Terdapat lima tema dalam buku Saleh Ritual Saleh Sosial karya KH. A. Mustofa Bisri atau yang kerap disapa Gus Mus ini. Kelima tema tersebut adalah Bercakap dengan Diri, Bermunajat kepada Allah, Bergaul dengan Sesama, Peran Tokoh Masyarakat dan Dinamika Umat.
Ditelisik dari segi tema, buku ini mengandung kesalihan kepada Allah dan kesalihan kepada sesama. Bagaimana ibadah kita agar dinilai baik oleh Allah? Dan bagaimana pula caranya agar di mata manusia kita juga dikenal baik? Ibadahnya salih dan bergaulnya juga salih.
Kaitannya dengan bulan Ramadan, dalam buku ini Gus Mus juga menyinggung bulan penuh rahmat ini dalam tema Bercakap dengan Diri.
Suasana yang istimewa kita rasakan saat bulan Ramadan. Kita jadi sering berjumpa dengan sesama, dengan keluarga, dan dengan diri kita sendiri. Di bulan penuh berkah ini, suasana di luar dan di dalam batin kita sangat mendukung untuk lebih mendekatkan diri kepada Allah.
Selain itu, di saat-saat seperti ini, kita punya banyak peluang untuk mengoreksi lebih detail tentang diri kita. Mengadakan dialog yang sangat pribadi sehingga lebih mengenali diri lebih dalam lagi.
Dalam buku ini Gus Mus bertutur:
Pada bulan yang penuh ampunan tersebut, kesempatan terbuka begitu luas bagi kita untuk melihat lebih jeli kepada diri kita sendiri. Kita dapat melihat diri kita seutuh mungkin sebagai manusia. Hal ini dirasa penting, karena satu dan lain hal dapat kita manfaatkan untuk menguji sejauh mana kita mengenali diri kita sendiri (hlm. 13).

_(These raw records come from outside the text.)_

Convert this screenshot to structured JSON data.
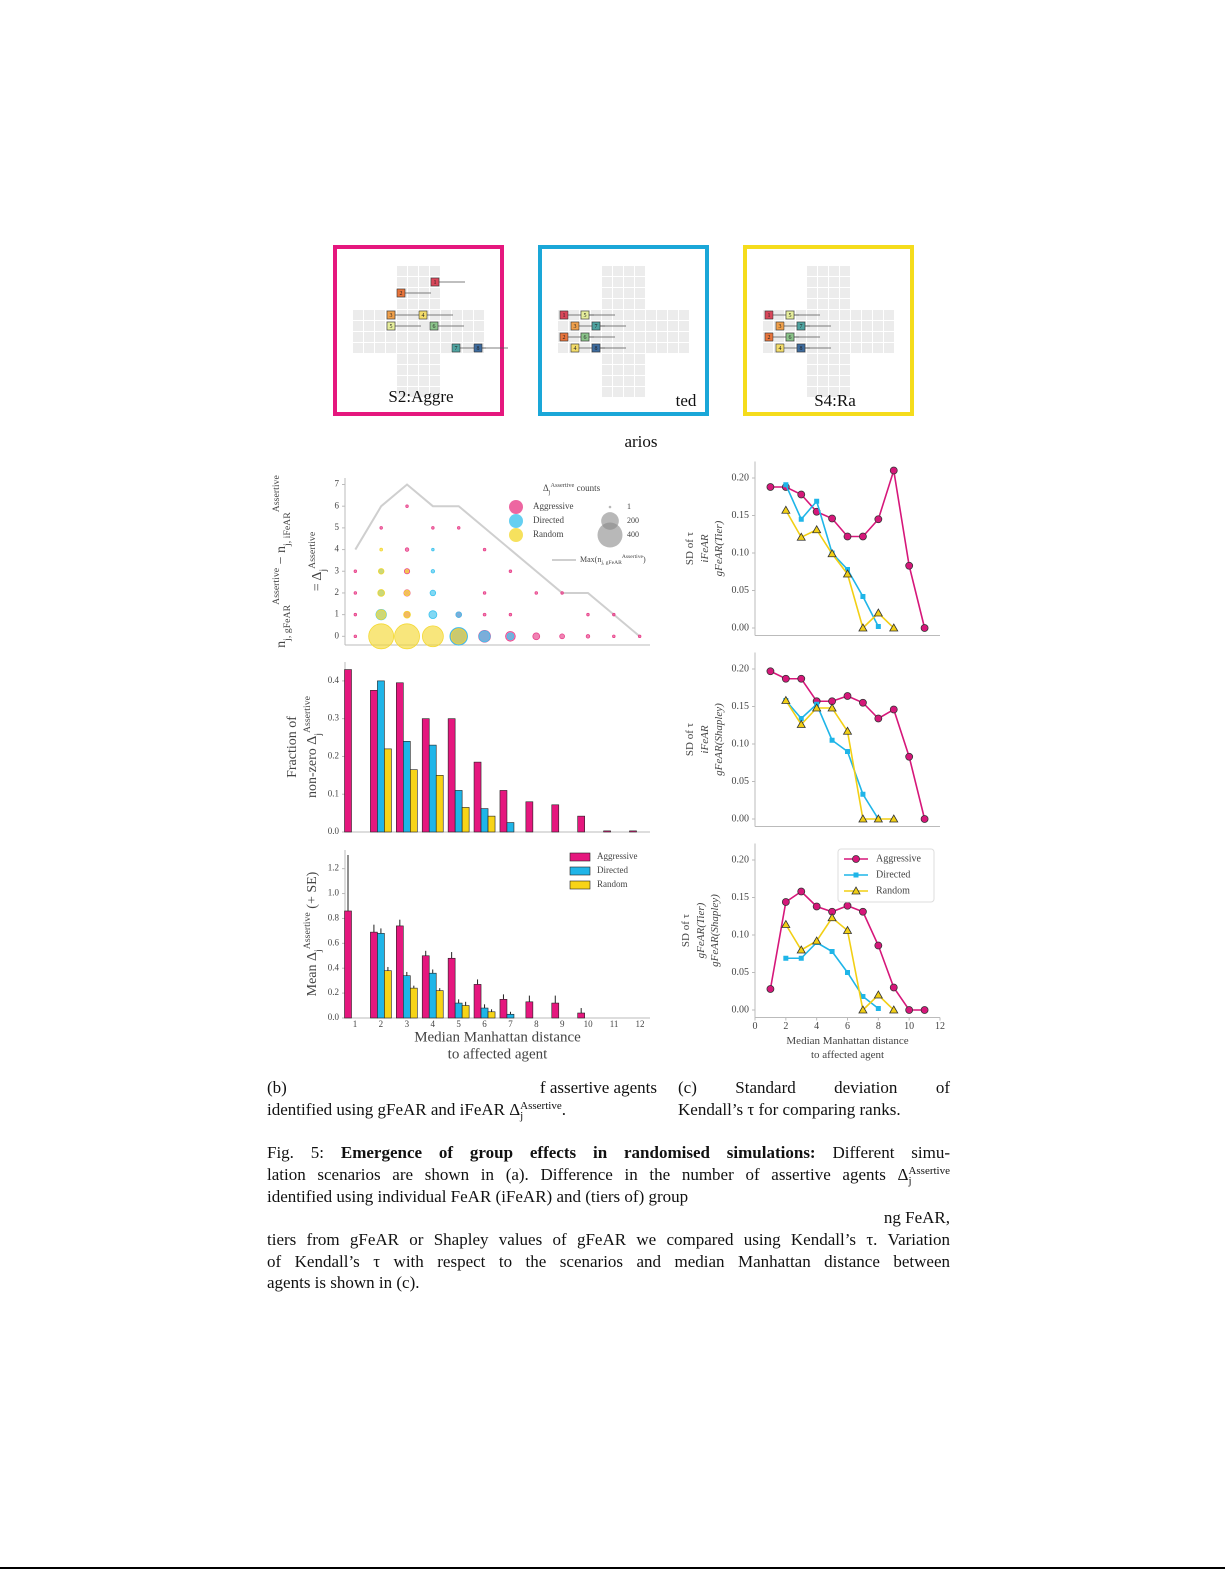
{
  "scenarios": [
    {
      "label": "S2:Aggre",
      "agents": [
        "1",
        "2",
        "3",
        "4",
        "5",
        "6",
        "7",
        "8"
      ]
    },
    {
      "label": "ted",
      "agents": [
        "1",
        "5",
        "3",
        "7",
        "2",
        "6",
        "4",
        "8"
      ]
    },
    {
      "label": "S4:Ra",
      "agents": [
        "1",
        "5",
        "3",
        "7",
        "2",
        "6",
        "4",
        "8"
      ]
    }
  ],
  "scenarios_caption": "arios",
  "chart_data": [
    {
      "type": "bubble",
      "ylabel": [
        [
          "n",
          {
            "sub": "j, gFeAR"
          },
          {
            "sup": "Assertive"
          },
          " − n",
          {
            "sub": "j, iFeAR"
          },
          {
            "sup": "Assertive"
          }
        ],
        [
          "= Δ",
          {
            "sub": "j"
          },
          {
            "sup": "Assertive"
          }
        ]
      ],
      "xlim": [
        0.6,
        12.4
      ],
      "ylim": [
        -0.4,
        7.3
      ],
      "yticks": [
        0,
        1,
        2,
        3,
        4,
        5,
        6,
        7
      ],
      "legend_title": [
        "Δ",
        {
          "sub": "j"
        },
        {
          "sup": "Assertive"
        },
        " counts"
      ],
      "size_legend": [
        1,
        200,
        400
      ],
      "series": [
        {
          "name": "Aggressive",
          "color": "#e8408a",
          "x": [
            1,
            5,
            6,
            7,
            8,
            9,
            10,
            3,
            3,
            3,
            3,
            5,
            6,
            7,
            6,
            11,
            1,
            1,
            1,
            2,
            3,
            4,
            5,
            6,
            7,
            8,
            9,
            10,
            11,
            12
          ],
          "values": [
            0,
            0,
            0,
            0,
            0,
            0,
            0,
            1,
            2,
            3,
            4,
            1,
            1,
            1,
            2,
            0,
            1,
            2,
            3,
            5,
            6,
            5,
            5,
            4,
            3,
            2,
            2,
            1,
            1,
            0
          ],
          "sizes": [
            3,
            180,
            90,
            60,
            30,
            15,
            8,
            25,
            25,
            18,
            8,
            20,
            5,
            3,
            4,
            2,
            1,
            1,
            1,
            1,
            1,
            1,
            1,
            1,
            1,
            1,
            1,
            1,
            1,
            1
          ]
        },
        {
          "name": "Directed",
          "color": "#3ec3ee",
          "x": [
            5,
            6,
            7,
            2,
            4,
            5,
            2,
            4,
            2,
            4,
            4
          ],
          "values": [
            0,
            0,
            0,
            1,
            1,
            1,
            2,
            2,
            3,
            3,
            4
          ],
          "sizes": [
            200,
            80,
            30,
            70,
            40,
            20,
            25,
            20,
            15,
            8,
            3
          ]
        },
        {
          "name": "Random",
          "color": "#f4d935",
          "x": [
            2,
            3,
            4,
            5,
            2,
            3,
            2,
            3,
            2,
            3,
            2
          ],
          "values": [
            0,
            0,
            0,
            0,
            1,
            1,
            2,
            2,
            3,
            3,
            4
          ],
          "sizes": [
            400,
            400,
            280,
            150,
            60,
            30,
            30,
            20,
            20,
            8,
            5
          ]
        }
      ],
      "line": {
        "name": [
          "Max(n",
          {
            "sub": "j, gFeAR"
          },
          {
            "sup": "Assertive"
          },
          ")"
        ],
        "color": "#cfcfcf",
        "x": [
          1,
          2,
          3,
          4,
          5,
          6,
          7,
          8,
          9,
          10,
          11,
          12
        ],
        "values": [
          4,
          6,
          7,
          6,
          6,
          5,
          4,
          3,
          2,
          2,
          1,
          0
        ]
      }
    },
    {
      "type": "bar",
      "ylabel": [
        [
          "Fraction of"
        ],
        [
          "non-zero Δ",
          {
            "sub": "j"
          },
          {
            "sup": "Assertive"
          }
        ]
      ],
      "ylim": [
        0,
        0.45
      ],
      "yticks": [
        {
          "value": 0,
          "label": "0.0"
        },
        0.1,
        0.2,
        0.3,
        0.4
      ],
      "series": [
        {
          "name": "Aggressive",
          "color": "#e5177e",
          "values": [
            0.43,
            0.375,
            0.395,
            0.3,
            0.3,
            0.185,
            0.11,
            0.08,
            0.072,
            0.042,
            0.003,
            0.003
          ]
        },
        {
          "name": "Directed",
          "color": "#1fb5e8",
          "values": [
            0,
            0.4,
            0.24,
            0.23,
            0.11,
            0.062,
            0.025,
            0,
            0,
            0,
            0,
            0
          ]
        },
        {
          "name": "Random",
          "color": "#f7d417",
          "values": [
            0,
            0.22,
            0.165,
            0.15,
            0.065,
            0.042,
            0,
            0,
            0,
            0,
            0,
            0
          ]
        }
      ]
    },
    {
      "type": "bar",
      "ylabel": [
        [
          "Mean Δ",
          {
            "sub": "j"
          },
          {
            "sup": "Assertive"
          },
          " (+ SE)"
        ]
      ],
      "xlabel": [
        "Median Manhattan distance",
        "to affected agent"
      ],
      "categories": [
        "1",
        "2",
        "3",
        "4",
        "5",
        "6",
        "7",
        "8",
        "9",
        "10",
        "11",
        "12"
      ],
      "ylim": [
        0,
        1.35
      ],
      "yticks": [
        {
          "value": 0,
          "label": "0.0"
        },
        0.2,
        0.4,
        0.6,
        0.8,
        {
          "value": 1,
          "label": "1.0"
        },
        1.2
      ],
      "legend": "upper right",
      "series": [
        {
          "name": "Aggressive",
          "color": "#e5177e",
          "values": [
            0.86,
            0.69,
            0.74,
            0.5,
            0.48,
            0.27,
            0.15,
            0.13,
            0.12,
            0.04,
            0,
            0
          ],
          "errors": [
            0.45,
            0.06,
            0.05,
            0.04,
            0.05,
            0.04,
            0.04,
            0.05,
            0.06,
            0.04,
            0,
            0
          ]
        },
        {
          "name": "Directed",
          "color": "#1fb5e8",
          "values": [
            0,
            0.68,
            0.34,
            0.36,
            0.12,
            0.08,
            0.03,
            0,
            0,
            0,
            0,
            0
          ],
          "errors": [
            0,
            0.04,
            0.03,
            0.03,
            0.03,
            0.03,
            0.02,
            0,
            0,
            0,
            0,
            0
          ]
        },
        {
          "name": "Random",
          "color": "#f7d417",
          "values": [
            0,
            0.38,
            0.24,
            0.22,
            0.1,
            0.05,
            0,
            0,
            0,
            0,
            0,
            0
          ],
          "errors": [
            0,
            0.03,
            0.02,
            0.02,
            0.03,
            0.02,
            0,
            0,
            0,
            0,
            0,
            0
          ]
        }
      ]
    },
    {
      "type": "line",
      "ylabel": [
        [
          "SD of τ"
        ],
        [
          "iFeAR"
        ],
        [
          "gFeAR(Tier)"
        ]
      ],
      "x": [
        1,
        2,
        3,
        4,
        5,
        6,
        7,
        8,
        9,
        10,
        11
      ],
      "xlim": [
        0,
        12
      ],
      "ylim": [
        -0.01,
        0.222
      ],
      "yticks": [
        {
          "value": 0,
          "label": "0.00"
        },
        {
          "value": 0.05,
          "label": "0.05"
        },
        {
          "value": 0.1,
          "label": "0.10"
        },
        {
          "value": 0.15,
          "label": "0.15"
        },
        {
          "value": 0.2,
          "label": "0.20"
        }
      ],
      "series": [
        {
          "name": "Aggressive",
          "color": "#d6177a",
          "marker": "circle",
          "values": [
            0.188,
            0.188,
            0.178,
            0.155,
            0.146,
            0.122,
            0.122,
            0.145,
            0.21,
            0.083,
            0
          ]
        },
        {
          "name": "Directed",
          "color": "#1fb5e8",
          "marker": "square",
          "values": [
            null,
            0.191,
            0.145,
            0.169,
            0.1,
            0.078,
            0.042,
            0.002,
            null,
            null,
            null
          ]
        },
        {
          "name": "Random",
          "color": "#f2cf14",
          "marker": "triangle",
          "values": [
            null,
            0.157,
            0.121,
            0.131,
            0.099,
            0.072,
            0,
            0.02,
            0,
            null,
            null
          ]
        }
      ]
    },
    {
      "type": "line",
      "ylabel": [
        [
          "SD of τ"
        ],
        [
          "iFeAR"
        ],
        [
          "gFeAR(Shapley)"
        ]
      ],
      "x": [
        1,
        2,
        3,
        4,
        5,
        6,
        7,
        8,
        9,
        10,
        11
      ],
      "xlim": [
        0,
        12
      ],
      "ylim": [
        -0.01,
        0.222
      ],
      "yticks": [
        {
          "value": 0,
          "label": "0.00"
        },
        {
          "value": 0.05,
          "label": "0.05"
        },
        {
          "value": 0.1,
          "label": "0.10"
        },
        {
          "value": 0.15,
          "label": "0.15"
        },
        {
          "value": 0.2,
          "label": "0.20"
        }
      ],
      "series": [
        {
          "name": "Aggressive",
          "color": "#d6177a",
          "marker": "circle",
          "values": [
            0.197,
            0.187,
            0.187,
            0.157,
            0.157,
            0.164,
            0.155,
            0.134,
            0.146,
            0.083,
            0
          ]
        },
        {
          "name": "Directed",
          "color": "#1fb5e8",
          "marker": "square",
          "values": [
            null,
            0.158,
            0.134,
            0.153,
            0.105,
            0.09,
            0.033,
            0,
            null,
            null,
            null
          ]
        },
        {
          "name": "Random",
          "color": "#f2cf14",
          "marker": "triangle",
          "values": [
            null,
            0.158,
            0.126,
            0.148,
            0.148,
            0.117,
            0,
            0,
            0,
            null,
            null
          ]
        }
      ]
    },
    {
      "type": "line",
      "ylabel": [
        [
          "SD of τ"
        ],
        [
          "gFeAR(Tier)"
        ],
        [
          "gFeAR(Shapley)"
        ]
      ],
      "xlabel": [
        "Median Manhattan distance",
        "to affected agent"
      ],
      "x": [
        1,
        2,
        3,
        4,
        5,
        6,
        7,
        8,
        9,
        10,
        11
      ],
      "xlim": [
        0,
        12
      ],
      "xticks": [
        0,
        2,
        4,
        6,
        8,
        10,
        12
      ],
      "ylim": [
        -0.01,
        0.222
      ],
      "yticks": [
        {
          "value": 0,
          "label": "0.00"
        },
        {
          "value": 0.05,
          "label": "0.05"
        },
        {
          "value": 0.1,
          "label": "0.10"
        },
        {
          "value": 0.15,
          "label": "0.15"
        },
        {
          "value": 0.2,
          "label": "0.20"
        }
      ],
      "legend": "upper right",
      "series": [
        {
          "name": "Aggressive",
          "color": "#d6177a",
          "marker": "circle",
          "values": [
            0.028,
            0.144,
            0.158,
            0.138,
            0.131,
            0.139,
            0.131,
            0.086,
            0.03,
            0,
            0
          ]
        },
        {
          "name": "Directed",
          "color": "#1fb5e8",
          "marker": "square",
          "values": [
            null,
            0.069,
            0.069,
            0.09,
            0.078,
            0.05,
            0.018,
            0.002,
            null,
            null,
            null
          ]
        },
        {
          "name": "Random",
          "color": "#f2cf14",
          "marker": "triangle",
          "values": [
            null,
            0.114,
            0.08,
            0.092,
            0.123,
            0.106,
            0,
            0.02,
            0,
            null,
            null
          ]
        }
      ]
    }
  ],
  "caption_b": {
    "label": "(b)",
    "lines": [
      [
        "f assertive agents"
      ],
      [
        "identified using gFeAR and iFeAR Δ",
        {
          "sub": "j"
        },
        {
          "sup": "Assertive"
        },
        "."
      ]
    ]
  },
  "caption_c": {
    "label": "(c)",
    "lines": [
      [
        "Standard deviation of"
      ],
      [
        "Kendall’s τ for comparing ranks."
      ]
    ]
  },
  "figure_caption": [
    [
      "Fig. 5: ",
      {
        "b": "Emergence of group effects in randomised simulations:"
      },
      " Different simu-"
    ],
    [
      "lation scenarios are shown in (a). Difference in the number of assertive agents Δ",
      {
        "sub": "j"
      },
      {
        "sup": "Assertive"
      }
    ],
    [
      "identified using individual FeAR (iFeAR) and (tiers of) group"
    ],
    [
      "ng FeAR,"
    ],
    [
      "tiers from gFeAR or Shapley values of gFeAR we compared using Kendall’s τ. Variation"
    ],
    [
      "of Kendall’s τ with respect to the scenarios and median Manhattan distance between"
    ],
    [
      "agents is shown in (c)."
    ]
  ]
}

Sebagai puncaknya nanti, buah yang akan kita petik adalah mengenal Allah. Bagaimana kita mengenal Allah, sementara kita tidak mengenal diri sendiri?
Man 'arafa nafsahu, 'arafa Rabbahu.
Artinya: "Barangsiapa yang mengenal dirinya, akan mengenal Tuhannya."
Beliau juga mengutip ungkapan Hujjatul Islam, Imam al-Ghazali, yang mengatakan bahwa diri manusia ibarat kerajaan. Hati nurani sebagai rajanya. Akal pikiran sebagai perdana menterinya. Sementara indera dan anggota tubuh yang lain sebagai aparat pembantu yang harus patuh dan tunduk kepada raja.
Sebagai raja, hati nurani seharusnya selalu bermusayawarah dengan perdana menterinya, akal pikiran. Dan perdana menteri yang baik tidak bertindak sendiri tanpa kewenangan dari sang raja.
Oleh karena itu, di bulan Ramadan ini kita patut mengoreksi diri kita sendiri. Sudahkah hati nurani berperan sebagai raja yang sesungguhnya? Sudahkah akal pikiran mengetahui kedudukan dan batasan wewenangnya?